I have continued to spot but it isn't as much as usual, though that could change at any minute so I'm still not sure if it's the Clomid that has helped. I did ovulate on day 17 which is an improvement but I think he was hoping for more like day 14. I have a feeling the dosage needs increasing.
Secretary back on the 24th so will have to sit tight until then I guess.
What you are going through sounds hard. You're much further down the line than me, it's like a glimpse into our potential future. I too am cynical of doctors, I never feel they are telling me the whole truth. I'm convinced he missed something during lap.
Have you decided if you're going to go through with the cycle or not?
Well, my period arrived yesterday, making my last cycle 15 days. My IVF nurse said it is better to wait until after a normal cycle to start IVF, so to answer your question, I am now waiting one more cycle.
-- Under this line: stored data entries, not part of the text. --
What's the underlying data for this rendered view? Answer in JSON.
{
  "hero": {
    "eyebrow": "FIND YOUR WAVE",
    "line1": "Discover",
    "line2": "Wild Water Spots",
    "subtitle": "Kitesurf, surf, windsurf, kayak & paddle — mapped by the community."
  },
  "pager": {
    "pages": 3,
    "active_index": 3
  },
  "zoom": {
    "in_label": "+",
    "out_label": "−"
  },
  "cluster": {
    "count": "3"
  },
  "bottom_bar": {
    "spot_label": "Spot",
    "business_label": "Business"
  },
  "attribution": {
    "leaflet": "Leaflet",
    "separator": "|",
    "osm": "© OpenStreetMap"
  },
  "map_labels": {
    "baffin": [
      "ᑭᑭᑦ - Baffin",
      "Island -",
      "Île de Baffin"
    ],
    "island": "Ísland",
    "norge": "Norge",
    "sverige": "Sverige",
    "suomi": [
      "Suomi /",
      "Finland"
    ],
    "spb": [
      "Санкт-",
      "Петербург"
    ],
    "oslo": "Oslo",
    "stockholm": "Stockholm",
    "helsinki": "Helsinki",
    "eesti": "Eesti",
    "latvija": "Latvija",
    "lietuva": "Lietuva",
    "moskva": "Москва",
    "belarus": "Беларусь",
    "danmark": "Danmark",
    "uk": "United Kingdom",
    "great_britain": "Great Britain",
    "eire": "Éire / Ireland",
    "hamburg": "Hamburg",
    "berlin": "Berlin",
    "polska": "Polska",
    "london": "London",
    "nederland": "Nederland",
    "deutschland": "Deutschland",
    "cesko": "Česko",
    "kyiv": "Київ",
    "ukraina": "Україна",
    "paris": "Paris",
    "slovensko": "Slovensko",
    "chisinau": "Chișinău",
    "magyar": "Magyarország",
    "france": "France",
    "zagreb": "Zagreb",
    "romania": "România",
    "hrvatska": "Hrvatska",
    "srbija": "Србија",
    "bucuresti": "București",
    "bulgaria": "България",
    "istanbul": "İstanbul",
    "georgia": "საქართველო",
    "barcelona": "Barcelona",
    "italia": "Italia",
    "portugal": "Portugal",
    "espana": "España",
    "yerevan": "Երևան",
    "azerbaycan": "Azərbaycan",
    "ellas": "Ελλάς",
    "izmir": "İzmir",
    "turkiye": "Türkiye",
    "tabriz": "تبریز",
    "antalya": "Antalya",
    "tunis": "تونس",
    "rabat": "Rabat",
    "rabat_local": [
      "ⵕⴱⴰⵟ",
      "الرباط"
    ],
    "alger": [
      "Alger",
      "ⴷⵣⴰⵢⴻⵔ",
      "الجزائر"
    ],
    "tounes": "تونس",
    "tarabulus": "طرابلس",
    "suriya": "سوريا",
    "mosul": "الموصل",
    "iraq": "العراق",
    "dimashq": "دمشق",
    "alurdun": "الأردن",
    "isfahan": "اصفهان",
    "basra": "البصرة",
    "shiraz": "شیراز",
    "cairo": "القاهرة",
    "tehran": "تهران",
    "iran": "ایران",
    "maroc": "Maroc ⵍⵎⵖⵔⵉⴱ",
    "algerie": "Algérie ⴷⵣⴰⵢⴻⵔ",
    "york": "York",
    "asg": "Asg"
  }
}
It is a bit of relief as I want to start IVF when my hormone levels are not out of whack so it makes me have more confidence in the nurse if she agrees with me. But it is disappointing because I just want this whole thing over with and now I have to wait yet another month, so it just seems like it will never happen. My normally regular 26-27 day cycles have suddenly gone. I have been taking aspirin in the lead up to IVF as one study shows this helps grow more eggs, but have also heard that it inhibits ovulation so maybe this is the cause of my cycles going haywire????
So will the secretary speak to the doctor and they will up the Clomid dose next cycle if need be? How long ago was the endo surgery, and how long does the surgery keep the endo away for before it returns? Guess you're just holding out til the 24th to get an answer and find out what next. I hope the doctor has some answers as to your spotting even while on the Clomid. Would be good to have an answer before and if you do embark on IVF as no point putting an embryo back into your uterus 3-5 days after ovulation/egg collection, if your uterus is pouring blood back out! I really hope he comes up with an answer for you.